Applications such as optical spectroscopy require the laser to emit radiation at a precise wavelength, which is most commonly achieved by implementing a technique known as "distributed-feedback." Such devices are called single-mode lasers. Requiring single-mode operation is especially important for terahertz lasers, since their most important applications will be in terahertz spectroscopy. Terahertz lasers are still in a developmental phase and researchers around the world are trying to improve their performance characteristics to meet the conditions that would make them commercially viable.
As it propagates, terahertz radiation is absorbed by atmospheric humidity. Therefore, a key requirement for such lasers is an intense beam such that it could be used for optical sensing and analysis of substances kept at a standoff distance of several meters or more, and not be absorbed. To this end, Kumar's research team is focused on improving their intensity and brightness, achievable in part by increasing optical power output.

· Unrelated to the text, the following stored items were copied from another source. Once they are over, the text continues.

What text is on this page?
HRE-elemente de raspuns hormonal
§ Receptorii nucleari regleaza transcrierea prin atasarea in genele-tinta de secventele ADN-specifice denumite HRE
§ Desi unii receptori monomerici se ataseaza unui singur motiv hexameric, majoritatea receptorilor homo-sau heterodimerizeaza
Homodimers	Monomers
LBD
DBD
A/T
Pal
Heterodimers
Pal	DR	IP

The published research describes a new technique by which a specific type of periodicity is introduced in the laser's optical cavity, allowing it to fundamentally radiate a good quality beam with increased radiation efficiency, thus making the laser more powerful. The authors call their scheme as having a "hybrid second- and fourth-order Bragg grating" (as opposed to a second-order Bragg grating for the typical surface-emitting laser, variations of which have been used in a wide variety of lasers for close to three decades). The authors claim that their hybrid grating scheme is not limited to terahertz lasers and could potentially improve performance of a broad class of surface-emitting semiconductor lasers that emit at different wavelengths.